The BASF Color Design Excellence Group gleaned this insight during its extensive research of the current cultural landscape, which inspired its 2017-18 Automotive Color Trends collection theme – Translucid.
Each year, the designers from BASF conduct global research, uncovering overarching trends and regional differences that impact society today and determine how those sentiments will influence customers’ vehicle color preferences down the road. Mixing artistry and chemistry, these designers then translate the findings into 65 concept colors, which are inspirational starting points for vehicle manufacturers and expected to be prominent color choices in three to five years.
“In North America, technology is encroaching on our daily lives as it is everywhere, but the theme of Translucid was reflected in our region through a desire to reconnect with nature, get off the grid and create positive change in the community,” said Paul Czornij, head of design for BASF Color Design Excellence Group in North America.
Reconnect with Nature
Technology has become an integral part of daily life – its transformed industries, created efficiencies, overhauled the way we communicate. Yet, this constant attachment to smart technology can be draining physically, mentally and emotionally. As a result, individuals are taking steps to reconnect with a more natural world to benefit their overall health and well-being.
This trend driver led BASF to select Undercurrent Blue as the key North American color – the color most likely to be influential in this market for 2021 model year vehicles, based on its findings.
Undercurrent Blue: A very dark navy blue color with a silky texture that exudes a sense of mystery and celebration of self. This color leverages simple, in-use pigmentation technology, yet offers a sophisticated color position.
Get off the Grid
BASF also explored how technology has challenged traditional rules of society and our overall understanding of borders. This is reflected in an increased desire to get off the grid and alleviate complexity, which influenced the creation of another North American color – Abyss.
Abyss: An absolute metallic black, almost devoid of color, absorbing visible hues. It’s a dark color that shows its texture only under certain angles.

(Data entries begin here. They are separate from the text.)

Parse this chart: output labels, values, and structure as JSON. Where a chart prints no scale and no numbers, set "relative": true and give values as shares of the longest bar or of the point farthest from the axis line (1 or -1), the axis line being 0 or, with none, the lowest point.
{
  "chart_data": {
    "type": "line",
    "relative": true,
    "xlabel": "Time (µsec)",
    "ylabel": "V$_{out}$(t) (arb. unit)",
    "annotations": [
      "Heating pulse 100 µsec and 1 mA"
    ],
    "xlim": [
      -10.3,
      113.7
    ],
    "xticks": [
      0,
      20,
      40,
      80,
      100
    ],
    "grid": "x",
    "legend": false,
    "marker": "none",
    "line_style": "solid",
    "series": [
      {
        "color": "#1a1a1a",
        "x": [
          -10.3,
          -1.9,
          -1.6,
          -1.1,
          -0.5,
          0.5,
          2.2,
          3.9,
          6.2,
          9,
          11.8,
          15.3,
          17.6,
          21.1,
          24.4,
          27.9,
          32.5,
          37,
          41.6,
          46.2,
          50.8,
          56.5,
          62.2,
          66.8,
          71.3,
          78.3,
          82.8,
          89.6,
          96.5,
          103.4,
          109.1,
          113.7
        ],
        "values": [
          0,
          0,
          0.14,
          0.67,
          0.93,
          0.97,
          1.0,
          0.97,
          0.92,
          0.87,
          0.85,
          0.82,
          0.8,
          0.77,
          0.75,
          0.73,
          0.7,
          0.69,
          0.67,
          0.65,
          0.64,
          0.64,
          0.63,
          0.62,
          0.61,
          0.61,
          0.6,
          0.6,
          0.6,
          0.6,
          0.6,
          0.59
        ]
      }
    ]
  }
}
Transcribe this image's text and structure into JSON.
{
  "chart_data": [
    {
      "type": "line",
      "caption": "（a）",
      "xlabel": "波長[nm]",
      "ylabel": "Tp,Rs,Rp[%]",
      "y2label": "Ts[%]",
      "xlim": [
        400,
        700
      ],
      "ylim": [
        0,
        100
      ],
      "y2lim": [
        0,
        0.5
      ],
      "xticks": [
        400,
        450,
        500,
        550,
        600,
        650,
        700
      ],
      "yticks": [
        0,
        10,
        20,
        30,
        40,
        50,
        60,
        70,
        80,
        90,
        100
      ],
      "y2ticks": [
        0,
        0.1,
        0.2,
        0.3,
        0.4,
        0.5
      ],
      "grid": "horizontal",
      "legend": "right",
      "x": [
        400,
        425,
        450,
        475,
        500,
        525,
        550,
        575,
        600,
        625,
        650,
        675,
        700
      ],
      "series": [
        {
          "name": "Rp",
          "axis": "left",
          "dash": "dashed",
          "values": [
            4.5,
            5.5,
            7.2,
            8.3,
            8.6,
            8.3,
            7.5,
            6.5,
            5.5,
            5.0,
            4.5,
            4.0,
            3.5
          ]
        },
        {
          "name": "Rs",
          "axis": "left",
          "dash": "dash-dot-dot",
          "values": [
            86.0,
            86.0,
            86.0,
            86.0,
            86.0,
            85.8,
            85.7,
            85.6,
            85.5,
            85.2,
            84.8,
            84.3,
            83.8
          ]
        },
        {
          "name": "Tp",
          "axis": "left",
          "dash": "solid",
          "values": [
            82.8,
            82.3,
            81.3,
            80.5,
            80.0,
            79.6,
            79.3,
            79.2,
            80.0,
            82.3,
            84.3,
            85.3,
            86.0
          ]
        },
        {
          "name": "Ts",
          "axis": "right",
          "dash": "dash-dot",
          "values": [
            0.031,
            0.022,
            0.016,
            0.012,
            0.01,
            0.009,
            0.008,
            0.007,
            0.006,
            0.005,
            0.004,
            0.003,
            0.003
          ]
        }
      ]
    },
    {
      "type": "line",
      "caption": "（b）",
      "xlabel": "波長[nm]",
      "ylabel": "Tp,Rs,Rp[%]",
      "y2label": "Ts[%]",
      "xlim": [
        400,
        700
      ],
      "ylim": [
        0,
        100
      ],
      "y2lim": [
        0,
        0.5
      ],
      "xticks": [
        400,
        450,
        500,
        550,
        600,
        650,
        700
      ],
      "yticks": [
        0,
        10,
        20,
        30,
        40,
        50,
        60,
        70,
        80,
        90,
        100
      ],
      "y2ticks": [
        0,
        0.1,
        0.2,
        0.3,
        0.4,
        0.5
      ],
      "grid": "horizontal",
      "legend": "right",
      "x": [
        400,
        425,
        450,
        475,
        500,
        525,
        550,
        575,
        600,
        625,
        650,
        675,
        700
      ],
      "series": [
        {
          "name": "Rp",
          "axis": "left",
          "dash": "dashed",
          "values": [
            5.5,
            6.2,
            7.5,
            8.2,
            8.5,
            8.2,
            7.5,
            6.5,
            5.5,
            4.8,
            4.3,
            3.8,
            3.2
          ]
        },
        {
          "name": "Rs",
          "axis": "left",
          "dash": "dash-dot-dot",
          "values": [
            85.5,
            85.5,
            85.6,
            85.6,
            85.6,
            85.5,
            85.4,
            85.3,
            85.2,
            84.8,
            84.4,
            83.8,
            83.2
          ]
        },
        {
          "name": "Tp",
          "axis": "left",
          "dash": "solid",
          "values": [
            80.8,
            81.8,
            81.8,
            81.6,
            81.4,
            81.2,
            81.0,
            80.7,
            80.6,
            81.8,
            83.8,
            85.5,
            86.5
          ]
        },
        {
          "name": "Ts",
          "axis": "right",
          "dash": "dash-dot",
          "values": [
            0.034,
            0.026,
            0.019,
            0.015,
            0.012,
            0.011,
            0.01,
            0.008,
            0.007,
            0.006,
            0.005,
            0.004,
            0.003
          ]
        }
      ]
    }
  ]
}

“Knowing car buyers regularly choose black, white and silver car paint, BASF strives to regularly innovate within those color positions, highlighting nuances that are reflective of the current contextual landscape,” Czornij said. “Abyss is a great example. We wanted to push the boundaries of a typical black color. Abyss reflects a point zero, a starting point, a black with no other color. However, there is also richness to this color depicted through the metallic texture which presents itself only at certain viewing angles.”
In North America, specifically, Czornij and team found that people were striving to deepen their connection to the community, do more at the local level and create positive change. There was also a sense of renewed emphasis on open debate, looking for fresh approaches to listening and self-expression.
The trend, Direct Verbindung, a German phrase that means connection or relationship, was selected to reflect this regional expression of the overarching Translucid theme. This increased inclination to get involved and make change inspired Cabochon, a color that demonstrates society’s transformation.
Cabochon: A turquoise blue, unsaturated color, with a smooth, futuristic texture. Named after an uncut but highly polished stone, it’s intended to celebrate nature but underscore the importance of human interaction.
“We wanted to reflect the intrinsic need for connection, the desire to get involved and the open, honest dialogues we witnessed around the country in a strong color position. The turquoise color evokes a welcoming emotion with the underlying satisfaction of connection,” Czornij said.
Once the colors have been selected, BASF works closely with the OEM design team to finesse the color based on brand, automotive body and style to create the colors for future vehicles.
“Be it looking for a deeper connection to the community or the more introspective connection to the human body, there is a definite trend within the human psyche seeking a clear and more natural existence for ourselves,” Czornij said. “Our goal was to capture that coloristically with a broad range of hues that offer simplicity, establishing that emotional and philosophical response.”